At Tablet Judith Miller learns from an Israeli who spent ‘hundreds of hours’ with Hamas leader Yahya Sinwar:
The Palestinian in the clinic at one of Israel’s highest security prisons near Beersheba had a persistent pain in the back of his neck. He trembled and had trouble walking. Yuval Bitton, then a 28-year-old dentist just a year out of medical school, suspected that his patient might be suffering from a C.V.A., an ischemic cerebrovascular accident, resulting from a life-threatening brain tumor. “He needs to be hospitalized, immediately,” Bitton advised the prison doctors.
Dr. Bitton’s diagnosis was quickly confirmed at the Soroka Medical Center in Beersheba. The surgery took hours. The prisoner survived. When he returned to the prison, he thanked Bitton and the rest of the prison medical staff for having saved his life—in excellent Hebrew.
The year was 2004. The patient was Yahya Sinwar, the Palestinian who in 2017 would become the leader of Hamas in Gaza and subsequently the mastermind of the Oct. 7 attack in southern Israel in which 1,200 mostly Israeli civilians died and 240 were taken hostage….
Sinwar studied his enemy assiduously. He read Israeli newspapers, took classes in Jewish history through the prison’s “open university,” and spoke to Bitton about Hamas’ goals—the expulsion of all Jews from Palestine, the duty to implement God’s laws as given to Muhammad on all sacred Muslim soil…. “The struggle continued inside the prison,” Bitton said.
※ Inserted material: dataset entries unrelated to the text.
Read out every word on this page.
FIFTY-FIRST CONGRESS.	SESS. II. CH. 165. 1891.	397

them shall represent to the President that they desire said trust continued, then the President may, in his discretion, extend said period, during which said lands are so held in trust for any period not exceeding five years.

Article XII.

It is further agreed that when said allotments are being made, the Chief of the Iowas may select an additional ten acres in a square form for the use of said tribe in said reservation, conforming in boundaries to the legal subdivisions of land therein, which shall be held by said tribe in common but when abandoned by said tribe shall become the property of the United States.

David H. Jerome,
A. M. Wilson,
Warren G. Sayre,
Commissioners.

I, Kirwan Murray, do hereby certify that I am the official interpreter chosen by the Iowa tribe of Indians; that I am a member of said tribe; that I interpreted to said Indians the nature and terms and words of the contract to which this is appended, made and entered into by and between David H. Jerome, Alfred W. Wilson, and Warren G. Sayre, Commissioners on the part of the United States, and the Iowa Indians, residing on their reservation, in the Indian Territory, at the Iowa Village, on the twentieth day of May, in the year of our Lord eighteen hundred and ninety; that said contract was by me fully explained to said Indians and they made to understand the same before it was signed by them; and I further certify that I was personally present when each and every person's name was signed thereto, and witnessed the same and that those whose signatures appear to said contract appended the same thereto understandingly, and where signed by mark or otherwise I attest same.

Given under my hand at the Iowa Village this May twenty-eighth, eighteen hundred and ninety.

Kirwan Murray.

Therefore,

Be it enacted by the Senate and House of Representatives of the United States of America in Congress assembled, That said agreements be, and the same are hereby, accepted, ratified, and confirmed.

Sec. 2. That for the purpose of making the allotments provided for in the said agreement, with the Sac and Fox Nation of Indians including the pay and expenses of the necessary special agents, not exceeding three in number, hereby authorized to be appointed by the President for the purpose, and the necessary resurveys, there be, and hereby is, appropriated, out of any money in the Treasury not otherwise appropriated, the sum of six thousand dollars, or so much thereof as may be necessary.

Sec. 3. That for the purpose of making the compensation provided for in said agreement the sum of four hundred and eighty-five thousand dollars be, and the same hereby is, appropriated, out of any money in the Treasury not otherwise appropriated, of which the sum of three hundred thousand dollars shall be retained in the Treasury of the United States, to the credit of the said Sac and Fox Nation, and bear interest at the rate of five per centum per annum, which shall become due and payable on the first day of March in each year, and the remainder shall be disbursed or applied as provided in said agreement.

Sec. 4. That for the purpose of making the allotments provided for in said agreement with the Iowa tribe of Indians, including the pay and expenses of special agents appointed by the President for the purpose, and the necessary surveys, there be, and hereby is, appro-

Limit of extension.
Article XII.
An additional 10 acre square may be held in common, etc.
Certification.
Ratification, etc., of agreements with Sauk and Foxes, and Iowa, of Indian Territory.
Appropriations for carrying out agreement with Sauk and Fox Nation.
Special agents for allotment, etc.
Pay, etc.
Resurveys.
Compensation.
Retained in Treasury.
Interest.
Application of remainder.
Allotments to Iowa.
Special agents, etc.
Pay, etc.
Sinwar was not married then, and he had few visitors. “Hamas and the struggle were his life.” […].
The Wall Street Journal reported on Feb. 29 that Sinwar had sent a message to exiled leaders claiming that Hamas was winning the war in Gaza and that international pressure would soon force Israel to stop the fighting because of the high civilian death toll, which according to unverifiable Hamas and United Nations estimates, now stands at over 31,000 Palestinians. Israel estimates that it has killed approximately 13,000 Hamas fighters.
Safe in Qatar and Turkey, Hamas’ leadership outside Gaza took a different view: They concluded that Israel was crushing the group and seizing ever more ground, despite increasing pressure from the West for Israel to agree to a cease-fire. Yet according to the Journal, Sinwar assured his confederates that despite Israel’s tactical successes, Hamas’ four remaining battalions in Rafah were fully prepared to withstand a likely ground assault, and that Israel would ultimately yield to Hamas’ demands.
According to the Journal, Egyptian intelligence officials who have received Sinwar’s messages think he has “lost touch with reality.” Yet the success of Sinwar’s bloody Oct. 7 offensive and his presence on (or under) the ground in Gaza gives him credibility and authority that Hamas’ external leadership lacks. Practically speaking, the fighting will end when Sinwar says it does, so his assessment of Hamas’ strategic position and of Israeli psychology is the one that matters.
Whether Sinwar has become demented or merely diabolical, Bitton said, the Hamas leader’s hard-line stance does not surprise him. In his desire to rid Palestine of Jews for good, Sinwar has been nothing if not consistent.